Capítulo 18 ¡Muera la inteligencia!

Publicado el 16 de abril de 2022, 21:34

Salamanca, 12 de octubre

A media mañana no cabe una alma en el paraninfo de la universidad. Se va a conmemorar la Fiesta de la Raza. La noble sala presenta un animado aspecto, con los vivos colores de mucetas rojas, amarillas, azul celeste y azul oscuro de los profesores universitarios, que contrastan con los vestidos de fiesta de las señoras, las camisas azules y los uniformes blancos de los falangistas, los uniformes verdes de los legionarios, los caqui de los soldados de tierra y los azul marino de los aviadores.

En la presidencia, en mesa corrida sobre el estrado, se acomodan doña Carmen Polo de Franco, don Miguel de Unamuno (el enteco rector magnífico que preside el acto en nombre de Franco), el cardenal Pla y Deniel, gordo y mofletudo, con su grueso anillo y su esclavina morada, y el general Millán Astray, descarnado, con su parche en el ojo, su horrible cicatriz en la cara y la manga vacía de su manquedad. Asisten, de público, otras autoridades de menor significación, y la inevitable cohorte de barandas y arrimados.

Don Miguel se sienta con gesto serio. Como está en desacuerdo con casi todo lo que está ocurriendo en el país, ha decidido no hablar más de lo estrictamente necesario. Se limitará a conceder la palabra a los oradores previstos.

El viejo pensador lleva en el bolsillo, y le quema, la carta desesperada de la esposa de su amigo, el pastor protestante Atilano Coco, al que van a fusilar por masón (en efecto, lo fusilarán el 8 de noviembre).

Uno de los oradores, Francisco Maldonado de Guevara, pronuncia una especie de mitin en el que denuncia a Madrid, Barcelona y Bilbao como vértices de la anti-España roja opresora de la parte sana del país. Unamuno, nervioso, crecientemente indignado por lo que oye, saca la carta de la mujer de Atilano y anota en el sobre los conceptos más peregrinos que el orador expresa.

—¡No aguanto más! —se le oye rezongar—. ¡No quiero aguantar más! ¡Esto es una vergüenza!

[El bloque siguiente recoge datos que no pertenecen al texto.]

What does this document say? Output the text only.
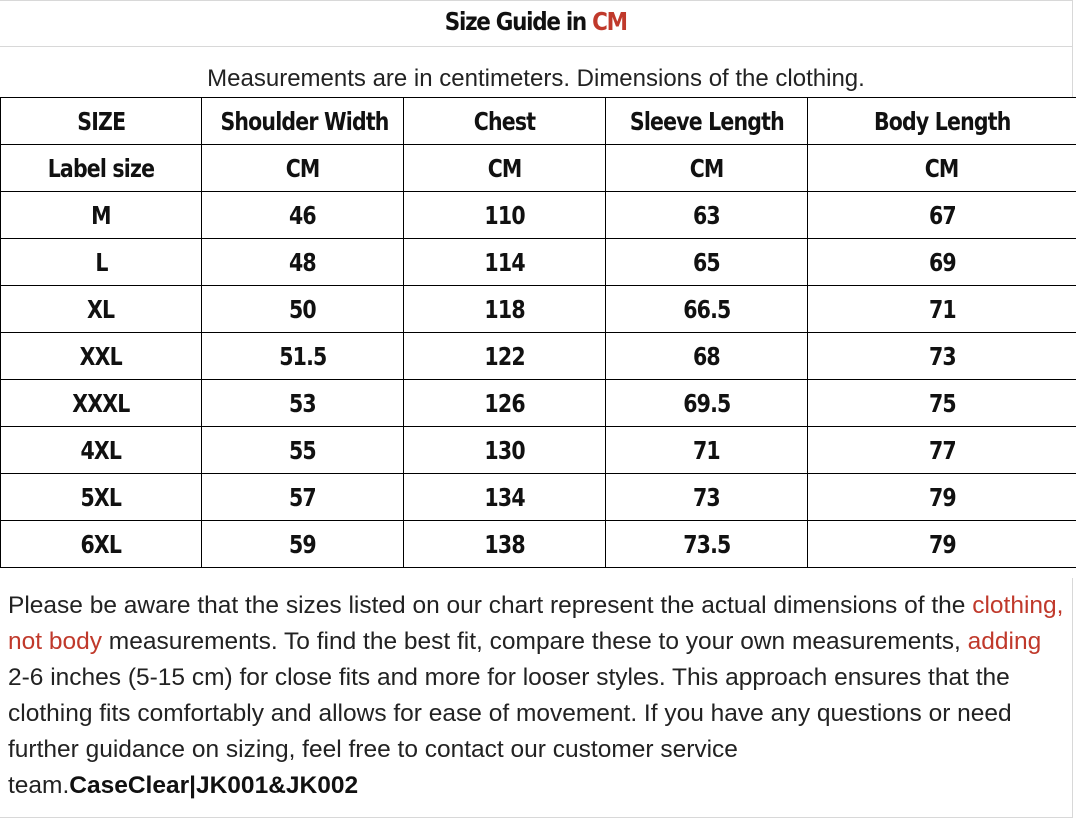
Size Guide in CM
Measurements are in centimeters. Dimensions of the clothing.
SIZE	Shoulder Width	Chest	Sleeve Length	Body Length
Label size	CM	CM	CM	CM
M	46	110	63	67
L	48	114	65	69
XL	50	118	66.5	71
XXL	51.5	122	68	73
XXXL	53	126	69.5	75
4XL	55	130	71	77
5XL	57	134	73	79
6XL	59	138	73.5	79
Please be aware that the sizes listed on our chart represent the actual dimensions of the clothing, not body measurements. To find the best fit, compare these to your own measurements, adding 2-6 inches (5-15 cm) for close fits and more for looser styles. This approach ensures that the clothing fits comfortably and allows for ease of movement. If you have any questions or need further guidance on sizing, feel free to contact our customer service team.CaseClear|JK001&JK002
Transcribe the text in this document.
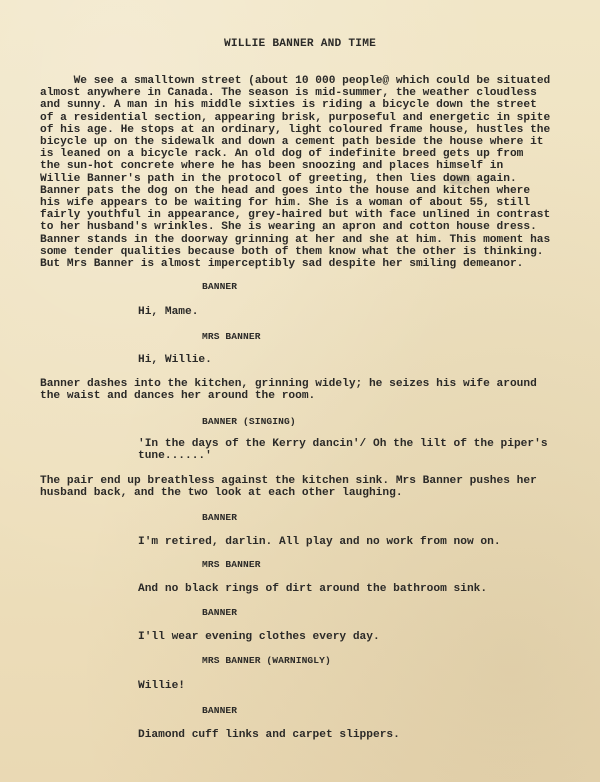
WILLIE BANNER AND TIME
We see a smalltown street (about 10 000 people@ which could be situated
almost anywhere in Canada. The season is mid-summer, the weather cloudless
and sunny. A man in his middle sixties is riding a bicycle down the street
of a residential section, appearing brisk, purposeful and energetic in spite
of his age. He stops at an ordinary, light coloured frame house, hustles the
bicycle up on the sidewalk and down a cement path beside the house where it
is leaned on a bicycle rack. An old dog of indefinite breed gets up from
the sun-hot concrete where he has been snoozing and places himself in
Willie Banner's path in the protocol of greeting, then lies down again.
Banner pats the dog on the head and goes into the house and kitchen where
his wife appears to be waiting for him. She is a woman of about 55, still
fairly youthful in appearance, grey-haired but with face unlined in contrast
to her husband's wrinkles. She is wearing an apron and cotton house dress.
Banner stands in the doorway grinning at her and she at him. This moment has
some tender qualities because both of them know what the other is thinking.
But Mrs Banner is almost imperceptibly sad despite her smiling demeanor.
BANNER
Hi, Mame.
MRS BANNER
Hi, Willie.
Banner dashes into the kitchen, grinning widely; he seizes his wife around
the waist and dances her around the room.
BANNER (SINGING)
'In the days of the Kerry dancin'/ Oh the lilt of the piper's
tune......'
The pair end up breathless against the kitchen sink. Mrs Banner pushes her
husband back, and the two look at each other laughing.
BANNER
I'm retired, darlin. All play and no work from now on.
MRS BANNER
And no black rings of dirt around the bathroom sink.
BANNER
I'll wear evening clothes every day.
MRS BANNER (WARNINGLY)
Willie!
BANNER
Diamond cuff links and carpet slippers.
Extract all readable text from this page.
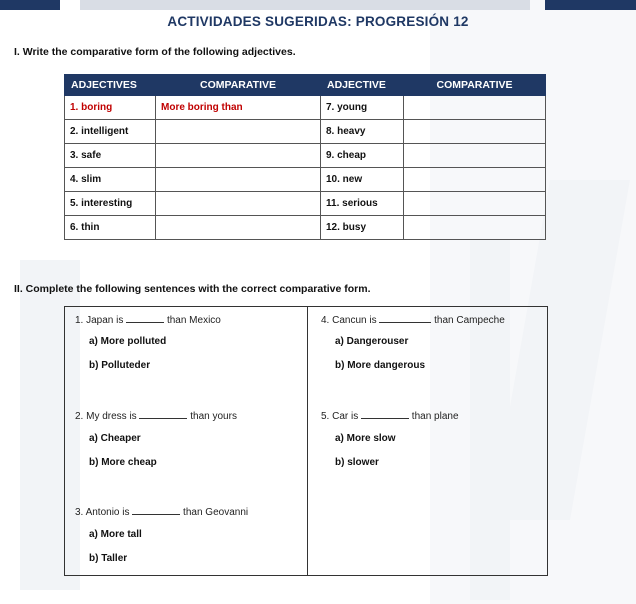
ACTIVIDADES SUGERIDAS: PROGRESIÓN 12
I. Write the comparative form of the following adjectives.
ADJECTIVES	COMPARATIVE	ADJECTIVE	COMPARATIVE
1. boring	More boring than	7. young	
2. intelligent		8. heavy	
3. safe		9. cheap	
4. slim		10. new	
5. interesting		11. serious	
6. thin		12. busy	
II. Complete the following sentences with the correct comparative form.
1. Japan is	than Mexico
a) More polluted
b) Polluteder
2. My dress is	than yours
a) Cheaper
b) More cheap
3. Antonio is	than Geovanni
a) More tall
b) Taller
4. Cancun is	than Campeche
a) Dangerouser
b) More dangerous
5. Car is	than plane
a) More slow
b) slower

Cuando termina el turno de oradores, el rector de Salamanca se yergue flaco, quijotesco y un punto tembloroso. Pasea su mirada de águila miope por el auditorio.

—Dije que no quería hablar porque me conozco —advierte, en medio del impresionante silencio—. Pero se me ha tirado de la lengua y debo intervenir. Se ha hablado aquí de guerra internacional en defensa de la civilización cristiana; yo mismo lo hice otras veces. Pero no, la nuestra es sólo una guerra incivil. (…) Vencer no es convencer, y hay que convencer, sobre todo, y no puede convencer el odio que no deja lugar para la compasión; el odio a la inteligencia que es crítica y diferenciadora, inquisitiva, más no de inquisición.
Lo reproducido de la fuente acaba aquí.